Rosetta
Rosetta copied to clipboard
Capability & Usability to Federated Learning
Our company is working on applying federated learning in blockchain scenarios. I did some investigation on Rosetta, and I am not sure of its capability & usability in federated learning settings.
Specifically, it would be great if you could help explaining following questions:
-
To what extent does Rosetta supports heterogeneous computation? Per my understanding, for horizontal FL, rosetta is able to achieve great performance benchmark. However in vertical FL settings, where each party holds several dimensions of the dataset, as well as corresponding weights, is Rosetta capable of handling training/evaluating process?
-
Is it possible to perform real "local compute" with Rosetta? In common federated learning practices, homomorphic encryption / secure aggregation are widely used to secure the training process, in order to ensure no privacy data can leak. My understanding is for Rosetta, instead of using homomorphic encryption, MPC protocols are used to secure multi-party computation. If we leverage FL guidelines, local compute is crucial. This means no sensitive data are sent to 3rd party, only the computed sums/ intermediate results / gradients can be sent to communication channel. For MPC solution, have you considered this scenario, or do you have plan to support them?
-
For blockchain scenarios, can we deploy Rosetta in a decentralized way? For the given examples, even if we only have 2 parties with data, to run the example , a 3rd party (coordinator) is required, this is a "centralized" component, if looking at a blockchain-point-of-view. Is it possible to remove the coordinator, and enables party-to-party setting? Also , to use FL in blockchain scenarios, we want to track the communication content of each parties, in order to make sure no sensitive data are directly sent out. This gurantee could be more convincing, if it comes from blockchain mechanism. However to achieve this , we need to intercept the data flow, and get the content of each communication. Is it possible in Rosetta?

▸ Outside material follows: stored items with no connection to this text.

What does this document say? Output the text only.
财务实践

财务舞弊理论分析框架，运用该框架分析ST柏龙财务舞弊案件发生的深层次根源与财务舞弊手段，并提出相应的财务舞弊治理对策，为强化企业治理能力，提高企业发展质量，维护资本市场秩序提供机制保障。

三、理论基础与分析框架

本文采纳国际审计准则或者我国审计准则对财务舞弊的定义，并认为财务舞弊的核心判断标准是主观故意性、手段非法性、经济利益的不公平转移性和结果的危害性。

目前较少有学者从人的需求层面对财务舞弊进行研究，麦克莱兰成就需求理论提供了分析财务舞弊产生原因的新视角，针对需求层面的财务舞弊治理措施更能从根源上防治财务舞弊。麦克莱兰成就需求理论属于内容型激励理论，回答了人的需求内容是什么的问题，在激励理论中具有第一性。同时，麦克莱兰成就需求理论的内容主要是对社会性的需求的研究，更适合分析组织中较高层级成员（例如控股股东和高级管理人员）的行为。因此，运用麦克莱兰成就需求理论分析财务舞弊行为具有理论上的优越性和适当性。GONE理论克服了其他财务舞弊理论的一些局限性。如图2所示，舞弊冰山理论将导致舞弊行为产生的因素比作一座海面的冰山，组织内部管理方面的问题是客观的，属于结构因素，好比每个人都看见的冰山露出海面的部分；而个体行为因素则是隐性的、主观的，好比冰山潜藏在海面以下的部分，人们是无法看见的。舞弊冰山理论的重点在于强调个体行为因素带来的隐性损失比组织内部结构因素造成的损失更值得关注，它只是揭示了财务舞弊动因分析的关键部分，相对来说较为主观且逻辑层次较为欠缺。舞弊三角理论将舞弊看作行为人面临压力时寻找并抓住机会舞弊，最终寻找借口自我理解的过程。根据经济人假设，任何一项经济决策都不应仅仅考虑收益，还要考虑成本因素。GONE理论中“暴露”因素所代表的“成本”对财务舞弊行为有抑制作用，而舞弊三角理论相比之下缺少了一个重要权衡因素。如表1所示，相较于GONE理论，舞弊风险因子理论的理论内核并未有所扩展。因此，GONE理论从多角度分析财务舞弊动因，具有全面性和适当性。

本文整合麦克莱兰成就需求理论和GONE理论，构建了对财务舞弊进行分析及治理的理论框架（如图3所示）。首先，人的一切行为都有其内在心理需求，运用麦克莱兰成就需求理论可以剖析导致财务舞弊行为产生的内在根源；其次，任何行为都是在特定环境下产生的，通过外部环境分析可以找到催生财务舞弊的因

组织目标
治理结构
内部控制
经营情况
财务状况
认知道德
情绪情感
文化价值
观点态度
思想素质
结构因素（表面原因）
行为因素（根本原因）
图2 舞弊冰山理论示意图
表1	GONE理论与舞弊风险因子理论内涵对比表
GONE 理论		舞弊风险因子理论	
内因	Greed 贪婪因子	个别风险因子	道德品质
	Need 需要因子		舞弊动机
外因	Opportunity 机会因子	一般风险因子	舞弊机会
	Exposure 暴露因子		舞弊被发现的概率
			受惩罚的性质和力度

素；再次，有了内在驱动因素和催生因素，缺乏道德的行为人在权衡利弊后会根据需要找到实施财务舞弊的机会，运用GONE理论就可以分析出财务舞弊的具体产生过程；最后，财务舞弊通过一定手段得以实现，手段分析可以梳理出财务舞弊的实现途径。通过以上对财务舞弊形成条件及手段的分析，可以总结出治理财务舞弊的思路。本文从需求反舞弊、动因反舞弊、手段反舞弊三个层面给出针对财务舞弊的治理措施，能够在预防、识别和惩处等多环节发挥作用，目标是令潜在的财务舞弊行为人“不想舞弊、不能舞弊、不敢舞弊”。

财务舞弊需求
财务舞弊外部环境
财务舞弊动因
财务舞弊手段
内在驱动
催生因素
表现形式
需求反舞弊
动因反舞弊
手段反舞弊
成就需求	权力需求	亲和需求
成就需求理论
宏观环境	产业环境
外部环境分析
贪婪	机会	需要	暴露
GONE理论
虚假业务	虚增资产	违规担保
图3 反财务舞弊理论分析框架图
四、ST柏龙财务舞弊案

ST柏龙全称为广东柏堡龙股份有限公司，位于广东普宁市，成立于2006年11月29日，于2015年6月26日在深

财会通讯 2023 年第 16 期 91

Your questions seem to be very general. Besides, MPC
and the generic FL
are quite different in some ways while they are also closely related to each other. So I can only give some brief opinion here as far as I can.
- 1
To what extent does Rosetta supports heterogeneous computation?
YES. Rosetta supports datasets that are arbitrarily partitioned. You can refer to our examples in tutorials to check how we support the so-called VFL setting.
In typical MPC
style, the private input are encoded
into ciphertext
-like state from the beginning, and all the following computation are carried out on these ciphertext
by these participants collaboratively and securely. And there have been many researches in specific ML algorithms and specific data-partition types, many of which will be integrated into Rosetta as needed.
- 2
Is it possible to perform real "local compute" with Rosetta?
Just as I had said, all the non-public data are kept in ciphtertext
state during computation in MPC, so no sensitive data are sent to any party.
- 3
For blockchain scenarios, can we deploy Rosetta in a decentralized way?
In my opinion, blockchain and Rosetta can be combined orthogonally to support specific upper applications.
Currently, in 3-party protocol used in Rosetta, the P2
is just a helper to accelerate the computation, there is nothing sensitive this party alone can receive or derive from during the whole computation. This is unlike the typical so-called coordinator
who can decrypt and view some raw plaintext in FL setting.
Besides, there are also some MPC protocols that are even without such helper, while their performance will decline. We are also working on integrating such protocols.